His death by drowning occurred during this drill.

Details of Mirecki's death[edit]

According to reports, at least two of the instructors on duty that day were aware of Mirecki's earlier problem with the drill. Once again, Mirecki had difficulty with the drill and requested that he be dropped from the course and not be forced to re-enter the pool. Instead of honoring his request, the instructors reportedly seized him and forced him back into the water, then began "smurfing" him (holding him under the water) until he lost consciousness. At this time, other recruits were commanded to line up, turn their backs and sing the national anthem.

Mirecki died from a heart arrhythmia, ventricular fibrillation, secondary to hypoxia, consistent with a death by drowning.

US Navy response[edit]

The Navy did not begin an investigation until a reporter from the Pensacola News Journal received an anonymous tip with information and reason to investigate the incident.
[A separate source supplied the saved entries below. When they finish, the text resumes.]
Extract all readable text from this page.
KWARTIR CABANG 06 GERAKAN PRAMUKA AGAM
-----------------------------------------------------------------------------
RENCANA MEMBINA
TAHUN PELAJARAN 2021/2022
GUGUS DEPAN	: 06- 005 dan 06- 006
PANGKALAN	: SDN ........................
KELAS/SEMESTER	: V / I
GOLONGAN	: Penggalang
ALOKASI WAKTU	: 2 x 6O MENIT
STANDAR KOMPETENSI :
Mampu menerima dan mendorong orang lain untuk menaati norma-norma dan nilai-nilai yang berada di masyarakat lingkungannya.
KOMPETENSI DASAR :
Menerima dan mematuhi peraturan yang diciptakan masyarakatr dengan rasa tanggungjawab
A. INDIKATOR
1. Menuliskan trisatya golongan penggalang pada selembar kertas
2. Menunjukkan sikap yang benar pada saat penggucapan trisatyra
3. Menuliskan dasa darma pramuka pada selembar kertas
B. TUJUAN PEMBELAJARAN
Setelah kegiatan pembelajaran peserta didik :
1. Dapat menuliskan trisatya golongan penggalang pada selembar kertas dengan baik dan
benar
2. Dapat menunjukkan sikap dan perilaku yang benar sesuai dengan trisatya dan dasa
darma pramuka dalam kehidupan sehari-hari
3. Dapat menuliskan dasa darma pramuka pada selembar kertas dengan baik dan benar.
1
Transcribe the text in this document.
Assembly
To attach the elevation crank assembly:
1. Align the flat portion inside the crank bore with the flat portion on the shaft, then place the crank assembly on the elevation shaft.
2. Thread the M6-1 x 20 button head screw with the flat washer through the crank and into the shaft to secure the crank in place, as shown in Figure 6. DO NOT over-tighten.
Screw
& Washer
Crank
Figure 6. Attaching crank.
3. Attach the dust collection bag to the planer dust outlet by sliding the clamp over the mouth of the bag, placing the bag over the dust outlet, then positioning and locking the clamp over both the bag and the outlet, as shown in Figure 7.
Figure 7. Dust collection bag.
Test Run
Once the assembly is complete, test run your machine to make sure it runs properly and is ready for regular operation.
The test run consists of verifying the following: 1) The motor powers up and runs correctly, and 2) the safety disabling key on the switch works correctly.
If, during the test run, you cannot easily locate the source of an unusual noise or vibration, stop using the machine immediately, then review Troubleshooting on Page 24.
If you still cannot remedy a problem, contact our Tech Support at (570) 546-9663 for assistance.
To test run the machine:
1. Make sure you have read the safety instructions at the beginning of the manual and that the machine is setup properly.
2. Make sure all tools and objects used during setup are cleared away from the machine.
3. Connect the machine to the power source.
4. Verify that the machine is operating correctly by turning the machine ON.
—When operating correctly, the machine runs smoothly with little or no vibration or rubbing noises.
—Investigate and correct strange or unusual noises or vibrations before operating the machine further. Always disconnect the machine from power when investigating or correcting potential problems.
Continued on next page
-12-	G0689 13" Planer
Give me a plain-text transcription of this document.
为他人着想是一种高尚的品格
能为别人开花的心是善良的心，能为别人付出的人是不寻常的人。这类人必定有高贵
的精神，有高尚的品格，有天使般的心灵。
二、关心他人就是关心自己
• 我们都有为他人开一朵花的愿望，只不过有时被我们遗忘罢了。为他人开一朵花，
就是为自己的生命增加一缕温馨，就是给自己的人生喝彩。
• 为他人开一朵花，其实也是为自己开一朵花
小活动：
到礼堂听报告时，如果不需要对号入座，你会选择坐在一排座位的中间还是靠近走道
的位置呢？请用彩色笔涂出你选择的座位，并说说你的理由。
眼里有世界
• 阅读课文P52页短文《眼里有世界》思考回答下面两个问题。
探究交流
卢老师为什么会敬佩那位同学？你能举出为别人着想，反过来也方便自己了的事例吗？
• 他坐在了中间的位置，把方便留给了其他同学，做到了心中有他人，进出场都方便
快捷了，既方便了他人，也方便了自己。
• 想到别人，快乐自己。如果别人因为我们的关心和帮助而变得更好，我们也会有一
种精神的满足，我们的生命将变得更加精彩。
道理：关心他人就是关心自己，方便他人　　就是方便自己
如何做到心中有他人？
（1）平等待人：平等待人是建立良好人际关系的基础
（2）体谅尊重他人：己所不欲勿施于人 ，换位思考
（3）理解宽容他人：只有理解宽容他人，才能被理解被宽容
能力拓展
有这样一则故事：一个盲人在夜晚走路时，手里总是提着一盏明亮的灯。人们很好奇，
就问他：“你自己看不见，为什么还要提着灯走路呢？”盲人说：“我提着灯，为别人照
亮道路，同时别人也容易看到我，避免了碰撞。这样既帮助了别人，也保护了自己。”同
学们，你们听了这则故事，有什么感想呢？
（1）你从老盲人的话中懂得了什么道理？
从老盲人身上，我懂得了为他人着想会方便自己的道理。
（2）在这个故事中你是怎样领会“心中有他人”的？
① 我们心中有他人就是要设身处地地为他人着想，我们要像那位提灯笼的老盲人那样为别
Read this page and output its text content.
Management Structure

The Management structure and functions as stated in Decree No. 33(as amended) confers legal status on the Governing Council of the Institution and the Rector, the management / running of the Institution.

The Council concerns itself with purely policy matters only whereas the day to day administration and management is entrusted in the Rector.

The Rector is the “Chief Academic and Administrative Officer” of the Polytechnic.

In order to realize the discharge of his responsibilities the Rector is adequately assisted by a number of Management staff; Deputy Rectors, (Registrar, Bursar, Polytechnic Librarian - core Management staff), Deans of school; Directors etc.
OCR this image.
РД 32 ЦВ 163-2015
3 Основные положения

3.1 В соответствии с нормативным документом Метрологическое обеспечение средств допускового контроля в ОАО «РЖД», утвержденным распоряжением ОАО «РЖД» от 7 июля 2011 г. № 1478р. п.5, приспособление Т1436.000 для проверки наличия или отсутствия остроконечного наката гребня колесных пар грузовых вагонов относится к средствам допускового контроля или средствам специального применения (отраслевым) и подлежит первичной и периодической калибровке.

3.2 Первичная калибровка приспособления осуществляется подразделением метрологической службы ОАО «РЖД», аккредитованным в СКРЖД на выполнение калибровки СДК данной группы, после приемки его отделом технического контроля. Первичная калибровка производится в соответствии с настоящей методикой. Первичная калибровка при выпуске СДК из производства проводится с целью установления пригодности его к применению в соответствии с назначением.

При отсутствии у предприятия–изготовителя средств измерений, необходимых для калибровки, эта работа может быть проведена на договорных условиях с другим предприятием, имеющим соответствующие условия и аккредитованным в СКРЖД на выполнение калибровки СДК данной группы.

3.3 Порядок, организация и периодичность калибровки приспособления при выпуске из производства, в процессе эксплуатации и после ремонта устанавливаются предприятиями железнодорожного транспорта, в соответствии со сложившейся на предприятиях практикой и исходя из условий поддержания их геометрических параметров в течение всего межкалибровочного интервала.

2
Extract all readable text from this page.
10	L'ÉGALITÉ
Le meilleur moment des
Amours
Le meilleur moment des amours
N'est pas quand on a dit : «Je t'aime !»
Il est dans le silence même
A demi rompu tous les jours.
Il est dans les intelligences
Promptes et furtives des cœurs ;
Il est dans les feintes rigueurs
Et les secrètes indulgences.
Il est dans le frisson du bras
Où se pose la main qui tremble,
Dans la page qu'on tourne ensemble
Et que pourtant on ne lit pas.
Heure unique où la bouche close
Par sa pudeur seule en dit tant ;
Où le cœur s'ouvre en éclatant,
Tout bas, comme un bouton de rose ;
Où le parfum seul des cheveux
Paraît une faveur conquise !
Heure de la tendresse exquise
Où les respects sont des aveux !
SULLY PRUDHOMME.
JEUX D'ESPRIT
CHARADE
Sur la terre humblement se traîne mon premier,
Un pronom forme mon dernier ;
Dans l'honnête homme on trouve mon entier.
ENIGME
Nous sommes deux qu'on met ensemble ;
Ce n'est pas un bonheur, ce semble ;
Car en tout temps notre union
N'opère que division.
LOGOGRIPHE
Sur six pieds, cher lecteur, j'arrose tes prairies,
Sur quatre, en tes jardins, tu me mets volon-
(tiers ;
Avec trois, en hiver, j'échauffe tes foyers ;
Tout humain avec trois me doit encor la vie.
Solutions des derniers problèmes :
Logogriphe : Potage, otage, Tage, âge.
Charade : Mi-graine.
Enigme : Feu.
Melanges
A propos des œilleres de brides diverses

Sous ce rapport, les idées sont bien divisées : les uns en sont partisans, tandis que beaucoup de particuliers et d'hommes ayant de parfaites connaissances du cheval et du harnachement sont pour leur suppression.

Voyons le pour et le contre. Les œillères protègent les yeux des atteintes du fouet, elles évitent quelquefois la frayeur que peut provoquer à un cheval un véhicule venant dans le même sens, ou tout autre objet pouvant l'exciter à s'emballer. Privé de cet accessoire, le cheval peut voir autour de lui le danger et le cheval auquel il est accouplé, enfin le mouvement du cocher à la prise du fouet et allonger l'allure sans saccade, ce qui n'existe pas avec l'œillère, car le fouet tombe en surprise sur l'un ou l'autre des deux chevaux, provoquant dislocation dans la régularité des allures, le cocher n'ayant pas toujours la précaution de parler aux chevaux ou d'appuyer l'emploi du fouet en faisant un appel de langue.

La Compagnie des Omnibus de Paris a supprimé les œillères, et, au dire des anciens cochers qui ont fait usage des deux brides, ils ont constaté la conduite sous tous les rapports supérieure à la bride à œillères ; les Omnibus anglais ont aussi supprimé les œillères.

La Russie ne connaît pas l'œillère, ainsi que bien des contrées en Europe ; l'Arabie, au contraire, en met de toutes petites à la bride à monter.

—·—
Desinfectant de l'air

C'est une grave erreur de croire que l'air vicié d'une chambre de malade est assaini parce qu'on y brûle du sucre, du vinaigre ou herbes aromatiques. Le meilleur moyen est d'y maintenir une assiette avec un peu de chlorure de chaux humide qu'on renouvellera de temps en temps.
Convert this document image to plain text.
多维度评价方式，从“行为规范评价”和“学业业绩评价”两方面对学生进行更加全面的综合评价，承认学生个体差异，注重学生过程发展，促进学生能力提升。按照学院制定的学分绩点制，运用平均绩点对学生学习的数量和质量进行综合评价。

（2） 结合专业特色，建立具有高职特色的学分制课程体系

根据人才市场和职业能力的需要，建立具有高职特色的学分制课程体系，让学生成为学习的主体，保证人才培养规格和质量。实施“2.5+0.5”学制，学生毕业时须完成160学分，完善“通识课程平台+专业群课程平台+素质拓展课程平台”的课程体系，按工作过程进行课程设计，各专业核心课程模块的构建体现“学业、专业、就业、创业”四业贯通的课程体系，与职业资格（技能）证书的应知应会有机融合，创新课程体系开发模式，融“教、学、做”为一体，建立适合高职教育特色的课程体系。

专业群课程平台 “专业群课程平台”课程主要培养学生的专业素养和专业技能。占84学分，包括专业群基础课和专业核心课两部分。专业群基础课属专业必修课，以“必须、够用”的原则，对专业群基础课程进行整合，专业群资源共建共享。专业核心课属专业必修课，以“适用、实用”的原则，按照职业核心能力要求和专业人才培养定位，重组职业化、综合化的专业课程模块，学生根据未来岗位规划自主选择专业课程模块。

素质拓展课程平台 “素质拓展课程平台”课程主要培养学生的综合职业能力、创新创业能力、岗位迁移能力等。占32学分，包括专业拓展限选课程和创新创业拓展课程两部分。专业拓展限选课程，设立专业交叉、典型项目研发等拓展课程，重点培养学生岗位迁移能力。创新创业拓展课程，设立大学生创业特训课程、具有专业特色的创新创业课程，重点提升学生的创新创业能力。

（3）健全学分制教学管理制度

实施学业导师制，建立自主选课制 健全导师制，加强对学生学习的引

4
When the management of the newspaper refused to publish the reporter's account, the reporter quit her job at the newspaper. The family then contacted members of Congress and the press. After two months of media, family, Congressional pressure, the Navy began an investigation, determined that there was a case to answer, and disciplined both the primary instructor involved and the school's Officer In Charge. However, there were no court martials.

Legal actions[edit]

On January 25, 1990, Mirecki's mother, Elaine Kitowski, as personal representative of her son's estate, filed a wrongful death action under the Federal Tort Claims Act in the United States District Court for the Southern District of Florida. The court dismissed the suit and held that the claim was barred under the FTCA. Kitowski appealed; on May 29, 1991, the United States Court of Appeals for the Eleventh Circuit upheld the lower court's dismissal.[1]

Aftermath[edit]

The Mirecki case resulted in increased safety awareness during training in several Navy training programs. The Officer-In-Charge of the RSS and the primary instructor involved in the incident were reportedly[citation needed] disciplined within the Navy judicial system.